"Civil uprising? That's not a civil uprising, just local riots," defense minister Yitzhak Rabin told journalists back in 1987 when they asked why he was going to Washington just as the territories were flaring up. Rabin waved his hand dismissively, and his aide, Danny Yatom, reprimanded the interviewers: "You don't know what you're talking about." True, journalists also didn't quite grasp the full scale of the upcoming intifada. At first the events were called protests, then disturbances, and finally riots. It took a while for the word "intifada" to enter the Israeli vocabulary.
Nor was anyone prepared for the second intifada. Some observers say Ariel Sharon set it off with his provocative visit to the Temple Mount, but the truth is that the intifada was waiting for a spark like a tightly packed powder keg. If not Sharon, someone else would have provided it.
Interestingly enough, both intifadas exploded when things were "more or less" all right. Just before the first one, the Civil Administration published a snazzy book detailing its achievements and including impressive data on the improved Palestinian economy. Forty percent of Palestinian manual laborers worked in Israel at the time, and the statistics on "television sets and refrigerators" ostensibly showed that the Palestinians never had it so good. Relations with the Palestinians seemed just as rosy in 1999. Growth in the Palestinian Authority was at 5 percent, and economic cooperation with Israel flourished. It seemed nobody could predict that someone on the Palestinian side would let an entire intifada break out and spoil the fun.
And so today Israelis once again have a warm and fuzzy feeling that "everything's okay." Shopping malls open in Jenin and Nablus, Hebron is thriving thanks to a clear-eyed mayor with vast business experience, Ramallah's bars and concert halls are packed, the Palestinian cell phone companies are bursting with new customers, and iPhones have become commonplace among Palestinian youth. Can it get any better? After all, not just armies but occupied nations also march on their stomachs, don't they?
Life is looking good on the political side, too. It's true that there's no peace process, but at least Palestinian President Mahmoud Abbas is talking peace, not armed struggle, and Hamas is locked up in the Gaza Strip. There are no leaders who can authorize a new intifada, and it seems Palestinians can be rather pleased about the approach of the new administration in Washington.

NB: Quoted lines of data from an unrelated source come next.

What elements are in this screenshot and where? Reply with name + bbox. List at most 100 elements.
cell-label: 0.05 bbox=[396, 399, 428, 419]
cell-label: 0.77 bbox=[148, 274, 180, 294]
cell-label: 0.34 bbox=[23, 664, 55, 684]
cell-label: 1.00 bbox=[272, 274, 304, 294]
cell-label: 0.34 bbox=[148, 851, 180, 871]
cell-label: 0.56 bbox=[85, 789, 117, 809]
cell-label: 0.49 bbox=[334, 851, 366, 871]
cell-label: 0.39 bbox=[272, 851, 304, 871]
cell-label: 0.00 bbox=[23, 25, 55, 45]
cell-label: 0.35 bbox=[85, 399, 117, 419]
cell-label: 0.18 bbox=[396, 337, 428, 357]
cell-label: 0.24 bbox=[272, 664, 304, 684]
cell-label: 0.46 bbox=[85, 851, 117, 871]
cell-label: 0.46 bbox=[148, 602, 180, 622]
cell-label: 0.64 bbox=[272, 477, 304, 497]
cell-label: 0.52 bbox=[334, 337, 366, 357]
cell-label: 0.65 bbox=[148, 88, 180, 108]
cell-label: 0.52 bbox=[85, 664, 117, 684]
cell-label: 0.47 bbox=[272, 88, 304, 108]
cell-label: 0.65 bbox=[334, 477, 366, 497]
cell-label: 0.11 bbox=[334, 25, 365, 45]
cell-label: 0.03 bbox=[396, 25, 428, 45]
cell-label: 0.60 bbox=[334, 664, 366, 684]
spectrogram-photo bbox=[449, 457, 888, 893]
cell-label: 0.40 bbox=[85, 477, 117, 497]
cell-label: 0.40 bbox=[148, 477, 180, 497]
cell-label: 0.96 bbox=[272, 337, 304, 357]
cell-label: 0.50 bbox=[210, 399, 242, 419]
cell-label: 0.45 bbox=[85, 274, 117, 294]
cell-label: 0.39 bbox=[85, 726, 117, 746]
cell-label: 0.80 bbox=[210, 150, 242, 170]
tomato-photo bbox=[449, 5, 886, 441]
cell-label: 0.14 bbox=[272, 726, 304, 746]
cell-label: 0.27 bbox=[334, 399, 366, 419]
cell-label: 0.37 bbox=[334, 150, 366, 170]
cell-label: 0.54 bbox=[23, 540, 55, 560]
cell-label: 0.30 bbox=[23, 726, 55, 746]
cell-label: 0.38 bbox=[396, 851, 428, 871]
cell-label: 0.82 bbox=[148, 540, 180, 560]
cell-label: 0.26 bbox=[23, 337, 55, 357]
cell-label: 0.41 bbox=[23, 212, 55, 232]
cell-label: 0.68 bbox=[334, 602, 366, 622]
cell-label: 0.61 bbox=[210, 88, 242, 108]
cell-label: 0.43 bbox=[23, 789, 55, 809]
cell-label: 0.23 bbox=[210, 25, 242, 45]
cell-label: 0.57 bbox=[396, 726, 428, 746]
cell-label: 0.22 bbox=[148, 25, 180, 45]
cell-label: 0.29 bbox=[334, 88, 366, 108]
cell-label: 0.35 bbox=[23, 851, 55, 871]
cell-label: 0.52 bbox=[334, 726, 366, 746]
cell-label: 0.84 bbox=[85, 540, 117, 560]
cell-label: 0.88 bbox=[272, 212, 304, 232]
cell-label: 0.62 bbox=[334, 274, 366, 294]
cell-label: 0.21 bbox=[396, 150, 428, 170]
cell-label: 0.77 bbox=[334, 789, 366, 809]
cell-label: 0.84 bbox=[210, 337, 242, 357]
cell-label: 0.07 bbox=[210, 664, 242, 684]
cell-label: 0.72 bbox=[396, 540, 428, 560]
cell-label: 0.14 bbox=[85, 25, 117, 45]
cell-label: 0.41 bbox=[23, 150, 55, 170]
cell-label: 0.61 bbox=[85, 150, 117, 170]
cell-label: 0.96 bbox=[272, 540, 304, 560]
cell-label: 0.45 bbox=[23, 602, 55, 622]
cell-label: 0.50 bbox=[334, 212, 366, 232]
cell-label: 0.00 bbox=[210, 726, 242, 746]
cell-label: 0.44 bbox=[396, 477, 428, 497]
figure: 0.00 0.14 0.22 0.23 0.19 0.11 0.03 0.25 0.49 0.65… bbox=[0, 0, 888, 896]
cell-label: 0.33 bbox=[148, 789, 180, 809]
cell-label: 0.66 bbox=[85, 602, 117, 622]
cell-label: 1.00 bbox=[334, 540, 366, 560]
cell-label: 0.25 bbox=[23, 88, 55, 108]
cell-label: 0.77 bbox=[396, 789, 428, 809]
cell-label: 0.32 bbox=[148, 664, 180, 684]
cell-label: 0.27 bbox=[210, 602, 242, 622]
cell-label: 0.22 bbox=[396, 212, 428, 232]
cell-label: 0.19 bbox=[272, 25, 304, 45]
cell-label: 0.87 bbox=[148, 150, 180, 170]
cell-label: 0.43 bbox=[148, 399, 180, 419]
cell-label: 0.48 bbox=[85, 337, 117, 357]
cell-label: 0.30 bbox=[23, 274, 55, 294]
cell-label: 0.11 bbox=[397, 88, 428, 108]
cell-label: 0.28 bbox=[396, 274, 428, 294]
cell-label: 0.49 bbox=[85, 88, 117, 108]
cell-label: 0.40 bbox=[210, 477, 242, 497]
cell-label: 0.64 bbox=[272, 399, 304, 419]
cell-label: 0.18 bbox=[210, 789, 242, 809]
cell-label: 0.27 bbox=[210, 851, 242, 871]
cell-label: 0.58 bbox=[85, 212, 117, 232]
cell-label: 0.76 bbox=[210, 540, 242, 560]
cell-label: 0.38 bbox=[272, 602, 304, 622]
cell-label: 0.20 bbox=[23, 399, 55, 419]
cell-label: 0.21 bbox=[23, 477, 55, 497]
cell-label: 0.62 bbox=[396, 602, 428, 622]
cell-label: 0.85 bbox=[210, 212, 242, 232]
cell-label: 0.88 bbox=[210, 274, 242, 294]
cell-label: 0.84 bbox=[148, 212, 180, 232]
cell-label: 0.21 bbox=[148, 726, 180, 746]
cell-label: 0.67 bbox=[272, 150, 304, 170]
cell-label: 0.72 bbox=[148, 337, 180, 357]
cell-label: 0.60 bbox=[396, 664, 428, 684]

Most importantly, haven't the Palestinians learned their lessons from the two earlier intifadas? After all, these are intelligent people who know when not to provoke their occupiers. But here's the rub: A civil uprising always comes as a surprise. Only when it's happening do we begin searching for the early signs. Intelligence organizations will bicker over who predicted the revolt and who didn't, pundits will say they told you so, and the immediate concern will be how to stem the rebellion already underway. As far as early signs go, any number of them are out there already.
Last week, Amira Hass reported here about Palestinian leaders, including economics-friendly Prime Minister Salam Fayyad, joining the Land Day demonstrations. "We will be seen wherever the popular struggle is happening," Nabil Shaath told Palestinian news agency Maan. The participation of political leaders might indicate they know something the Israeli intelligence services don't. They don't want to be sidelined when the real uprising breaks out, as they were during the first intifada. This time, they will want to lead.
Meanwhile, "popular struggle" is a term that sits nicely with the Israelis. It's interpreted as demonstrations here and there, some joint protests by Israelis and Palestinians, maybe a stone or two. It's what they call "relatively quiet." Like a volcano that's relatively quiet, until it's not. The solutions are well known, and the Israel Defense Forces is, as ever, "prepared to make progress on every development."
An outbreak of violence will certainly do wonders for Israeli interests. There's nothing like a murderous terror attack to give Israel back its image of being the victim; it would give us an excellent excuse to stop the fake freeze on settlement construction and show Barack Obama who the real culprit is. Enough with playing games, bring it on. Save us with an intifada.